Regia di Gustav Möller vedi scheda film
CINEMA OLTRECONFINE
Una sera come tante, nel commissariato di Copenaghen, il poliziotto Asger si prodiga ad ascoltare le chiamate di aiuto presso il pronto intervento presso cui egli lavora: un'attività che lo vede impegnato in prima persona, ma solo a livello telefonico: in diretta con l'epicentro del problema o l'urgenza cruciale da risolvere, ma schermato da un cavo che ne impedisce la percezione tattile, a volte determinante per consentire di risolvere l'emergenza.
Una chiamata come tante, riesce a trasformarsi in un vero e proprio rompicapo che metterà a dura prova il peraltro già ampiamente collaudato sistema nervoso e l'abilità intuitiva dello zelante poliziotto, coinvolto suo malgrado in un contrasto familiare che, percepito nei dettagli solo attraverso la cornetta telefonica, finisce per celare quei particolari indispensabili per mettere in grado il tutore della legge di avere la corretta panoramica su un truce affare di legami familiari allo sbando.
Addentrarsi ulteriormente nei particolari dell'intricante mistero che si cela dietro quell'emergenza, è in questa sede vietatissimo, soprattutto per non compromettere un elemento essenziale come è, in questo caso, la suspence che rende complice lo spettatore dell'acuto e sensibile protagonista.
The Guilty, opera prima di natali danesi, ad opera di un giovane e brillante regista e sceneggiatore trentenne svedese di nome Gustav Moller, conserva con fierezza quella unità di luogo e d'azione a cui solo una calibrata tensione, calcolata nei minimi particolari, riesce a garantire il mantenimento di una tensione che diviene il perno centrale di tutta l'impalcatura narrativa.

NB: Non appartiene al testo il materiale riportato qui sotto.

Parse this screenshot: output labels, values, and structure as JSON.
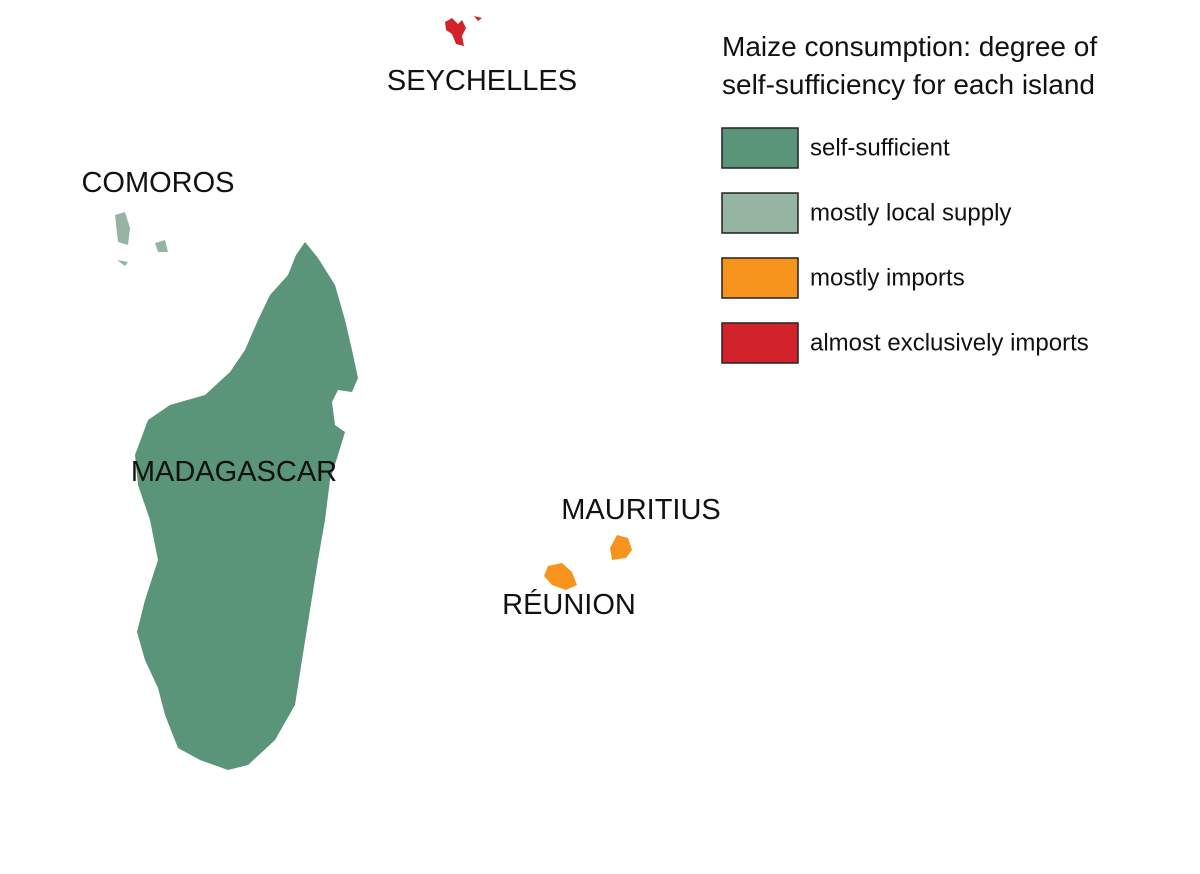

Ciò consente anche al film, tutto o quasi esercizio scrittura e primo piano su pezzi di volto del protagonista (un valido Jakob Cedergren, attore svedese naturalizzato danese che avevo già incontrato in Submarino di Thomas Viterberg) , di svilupparsi con costi contenuti, che rendono il prodotto finito ancor più apprezzabile e riuscito, mettendo in condizione lo spettatore di darsi a tempo debito una risposta di sollievo utile a dipanare tutte le incalzanti incognite che la singolare narrazione via cavo alimenta nel suo percorso percettivo costringente e limitante.
Senza necessariamente scomodare il Coppola magistrale de La Conversazione, restando tuttavia in zona prettamente "audio", accettando pertanto i rischi di una sfida dura ed ardua per un'arte tipicamente visiva qual è tradizionalmente il cinema.